= J. C. Stobart =

English scholar (1878–1933)

John Clarke Stobart (5 March 1878 – 11 May 1933), commonly known as J. C. Stobart, was a classical scholar, a University of Cambridge lecturer, an HM Inspector of Schools and the BBC's first Director of Education.

==Early life==
Known as 'Jack' to his relations and friends, Stobart was born in Swyre Rectory, Dorset, England, on 5 March 1878. His father, William Stobart, was the Rector, his mother was Susan Elizabeth (née Morris), the daughter of a farmer in Rutland, and he had two elder sisters. Soon after his birth his father was appointed Rector of Bermondsey in London and the family moved to London. He was educated at Rugby School and as a Bell Scholar at Trinity College, Cambridge, obtaining his BA in 1901 (MA in 1904). He also studied briefly at Greifswald University in Germany and in Edinburgh, before becoming a teacher at Merchant Taylor's School in London.

In 1904, he married Mary Currey Gibson, daughter of the Reverend Thomas Gibson, Vicar of St Sepulchre's in London. They had two daughters, Elizabeth and Margaret, both born in Cambridge, where in 1907 Stobart became a lecturer at Trinity College. Two years later he was appointed one of His Majesty's Inspectors of Schools and during the First World War worked for the Ministry of Munitions before acting as Assistant Secretary to the British War Cabinet of 1917–18.

==BBC==
After the war, he helped organise the 1924 British Empire Exhibition at Wembley and in 1925 joined the BBC as its first Director of Education. He was responsible for two long-lasting programmes, Children's Hour and The Epilogue and according to one source suggested the BBC's motto, 'Nation Shall Speak Peace Unto Nation]'. He also proposed creating a new cultural network, to be named the Minerva programme, after the Roman goddess of wisdom, but this idea was turned down and was not realised until the creation of 'The Third Programme' at the end of the Second World War.

Stobart became well-known all over the world for his regular New Year's Eve broadcast, 'The Grand Good-night'. He was dying of diabetes when he broadcast his last Grand Good-night on 31 December 1932, from his bedroom in Kensington.

==Books==
Stobart's books were successful, partly because they combined a popular with scholarly approach and partly because of the photographic illustrations. He wrote in a Preface: "The pictures are an integral part of my scheme. It is not possible with Rome, as it was with Greece, to let pictures and statues take the place of wars and treaties.
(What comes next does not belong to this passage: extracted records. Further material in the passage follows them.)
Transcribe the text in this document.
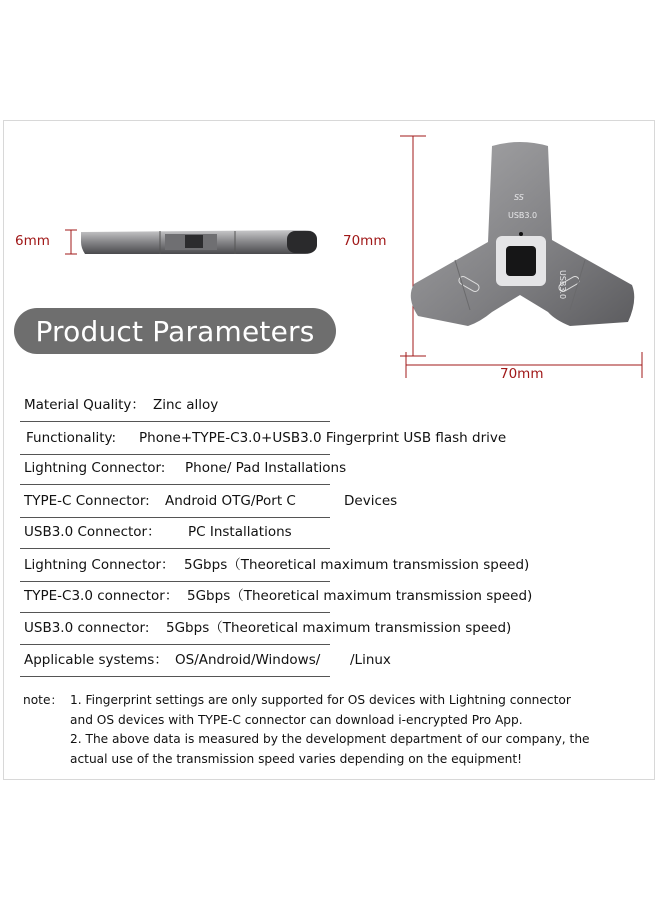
6mm
SS
USB3.0
USB3.0
70mm
70mm
Product Parameters
Material Quality： Zinc alloy
Functionality: Phone+TYPE-C3.0+USB3.0 Fingerprint USB flash drive
Lightning Connector: Phone/ Pad Installations
TYPE-C Connector: Android OTG/Port C	Devices
USB3.0 Connector： PC Installations
Lightning Connector： 5Gbps（Theoretical maximum transmission speed)
TYPE-C3.0 connector： 5Gbps（Theoretical maximum transmission speed)
USB3.0 connector: 5Gbps（Theoretical maximum transmission speed)
Applicable systems： OS/Android/Windows/ /Linux
note： 1. Fingerprint settings are only supported for OS devices with Lightning connector
and OS devices with TYPE-C connector can download i-encrypted Pro App.
2. The above data is measured by the development department of our company, the
actual use of the transmission speed varies depending on the equipment!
Wars and treaties are an essential part of the Grandeur of Rome...the pictures are chosen so that the reader's eye may be able to gather its own impression of the Roman genius."

He disagrees with Edward Gibbon's pessimistic view of the Decline and Fall of the Roman Empire, pointing out that "The mere notion of empire continuing to decline and fall for five centuries is ridiculous" and remarking that "this is one of the cases which prove that History is made not so much by heroes or natural forces as by historians", since "if all the Roman historians had perished and only the inscriptions remained we should have a very different picture of the Roman Empire, a picture much brighter and, I think, much more faithful to truth". He admires the Romans for their law, discipline, engineering and especially their sanitation, but it is clear that he prefers the Greeks for their art, philosophy, mathematics and literature.

==Death==
Stobart wrote and edited several other books on English and Classical literature. Two books, The Divine Spark and The Gospel of Happiness were published posthumously. He died on 11 May 1933, at his country cottage next to West Byfleet golf-course in Surrey and was buried at Old Byfleet, where his grave can still be seen. The offer of a knighthood was in the post when he died.

His daughter, Elizabeth Frances, married Antony Cuthbert Spurling (1906–1984), QC, resident magistrate and Crown Counsel at Kisumu and Nairobi, later Solicitor-General of Trinidad, and Attorney-General of Gambia and of Sierra Leone, and was mother of the playwright and author John Spurling.